SETI launched a crowdfunding site, www.setistars.org, in an attempt to get the array back up and running. And the public came through, donating enough money to take the ATA out of mothballs. As of Monday, citizens had chipped in more than $230,000.

Some funding help has also come from the United States Air Force, which is interested in using the array to track satellites and space debris, SETI officials said.

Many new worlds to scan
On Monday, the Kepler team announced the discovery of 1,094 new exoplanet candidates, bringing to 2,326 the total number of potential alien worlds the instrument has detected in its first 16 months of operation.

Researchers have confirmed only about 30 of these candidate planets to date, but Kepler scientists have estimated that at least 80 percent of them will end up being the real deal.

The ATA will take special interest in Kepler's candidates in the habitable zone, Tarter said. But SETI researchers hope to scan every last one of the potential planets to minimize the chances that we're blinded by our assumptions about where life "should" be.

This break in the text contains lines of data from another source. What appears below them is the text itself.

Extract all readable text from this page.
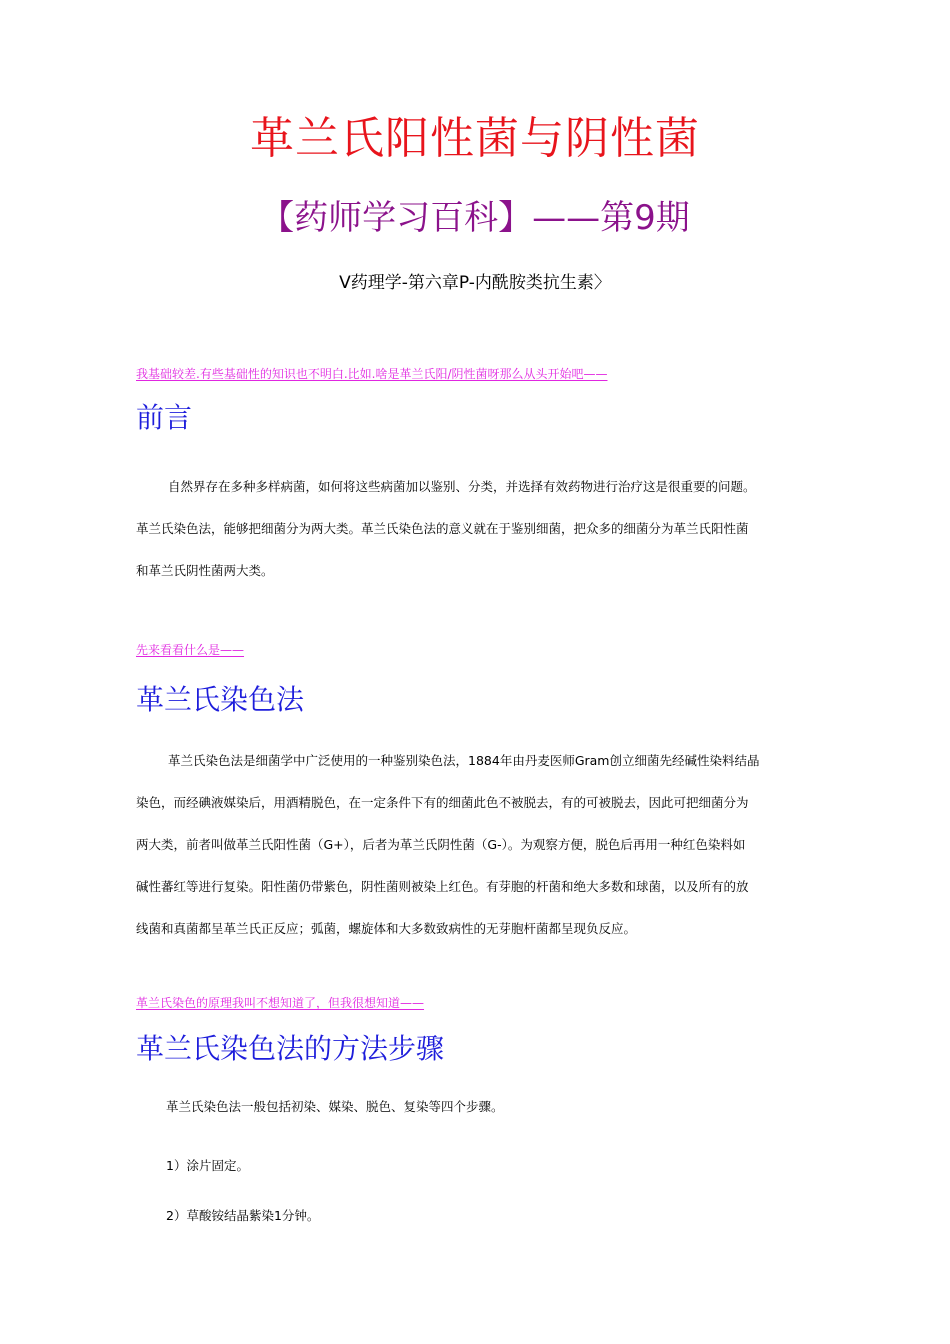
革兰氏阳性菌与阴性菌
【药师学习百科】——第9期
V药理学-第六章P-内酰胺类抗生素〉
我基础较差.有些基础性的知识也不明白.比如.啥是革兰氏阳/阴性菌呀那么从头开始吧——
前言

自然界存在多种多样病菌，如何将这些病菌加以鉴别、分类，并选择有效药物进行治疗这是很重要的问题。

革兰氏染色法，能够把细菌分为两大类。革兰氏染色法的意义就在于鉴别细菌，把众多的细菌分为革兰氏阳性菌

和革兰氏阴性菌两大类。

先来看看什么是——
革兰氏染色法

革兰氏染色法是细菌学中广泛使用的一种鉴别染色法，1884年由丹麦医师Gram创立细菌先经碱性染料结晶

染色，而经碘液媒染后，用酒精脱色，在一定条件下有的细菌此色不被脱去，有的可被脱去，因此可把细菌分为

两大类，前者叫做革兰氏阳性菌（G+），后者为革兰氏阴性菌（G-）。为观察方便，脱色后再用一种红色染料如

碱性蕃红等进行复染。阳性菌仍带紫色，阴性菌则被染上红色。有芽胞的杆菌和绝大多数和球菌，以及所有的放

线菌和真菌都呈革兰氏正反应；弧菌，螺旋体和大多数致病性的无芽胞杆菌都呈现负反应。

革兰氏染色的原理我叫不想知道了，但我很想知道——
革兰氏染色法的方法步骤
革兰氏染色法一般包括初染、媒染、脱色、复染等四个步骤。
1）涂片固定。
2）草酸铵结晶紫染1分钟。
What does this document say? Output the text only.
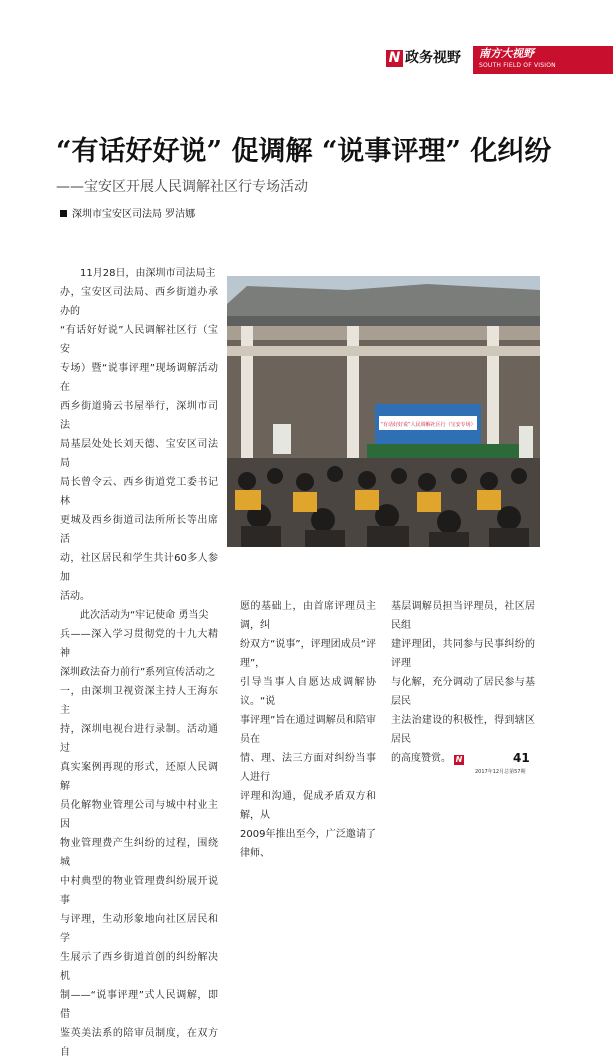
N 政务视野 南方大视野
SOUTH FIELD OF VISION
“有话好好说” 促调解 “说事评理” 化纠纷
——宝安区开展人民调解社区行专场活动
深圳市宝安区司法局 罗洁娜
11月28日，由深圳市司法局主
办，宝安区司法局、西乡街道办承办的
“有话好好说”人民调解社区行（宝安
专场）暨“说事评理”现场调解活动在
西乡街道骑云书屋举行，深圳市司法
局基层处处长刘天德、宝安区司法局
局长曾令云、西乡街道党工委书记林
更城及西乡街道司法所所长等出席活
动，社区居民和学生共计60多人参加
活动。
此次活动为“牢记使命 勇当尖
兵——深入学习贯彻党的十九大精神
深圳政法奋力前行”系列宣传活动之
一，由深圳卫视资深主持人王海东主
持，深圳电视台进行录制。活动通过
真实案例再现的形式，还原人民调解
员化解物业管理公司与城中村业主因
物业管理费产生纠纷的过程，围绕城
中村典型的物业管理费纠纷展开说事
与评理，生动形象地向社区居民和学
生展示了西乡街道首创的纠纷解决机
制——“说事评理”式人民调解，即借
鉴英美法系的陪审员制度，在双方自
“有话好好说”人民调解社区行（宝安专场）
愿的基础上，由首席评理员主调，纠
纷双方“说事”，评理团成员“评理”，
引导当事人自愿达成调解协议。“说
事评理”旨在通过调解员和陪审员在
情、理、法三方面对纠纷当事人进行
评理和沟通，促成矛盾双方和解，从
2009年推出至今，广泛邀请了律师、
基层调解员担当评理员，社区居民组
建评理团，共同参与民事纠纷的评理
与化解，充分调动了居民参与基层民
主法治建设的积极性，得到辖区居民
的高度赞赏。 N	41
2017年12月总第57期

"What we think we know actually might be a barrier to finding what is actually out there," Tarter said. "We intend to systematically explore all of these candidates."

The search of the Kepler candidates will involve scanning 9 billion different channels in a broad window of microwave frequencies. It should take two to three years, at $1.2 million per year, to search for signals from every potential alien world from the study, Tarter said.

It's exciting to focus the ATA on likely alien solar systems rather than just point the dishes toward stars and hope for the best, she added.

"We now know where to look for planets," Tarter said. "We're going to take the public's quest for technosignatures to the next level."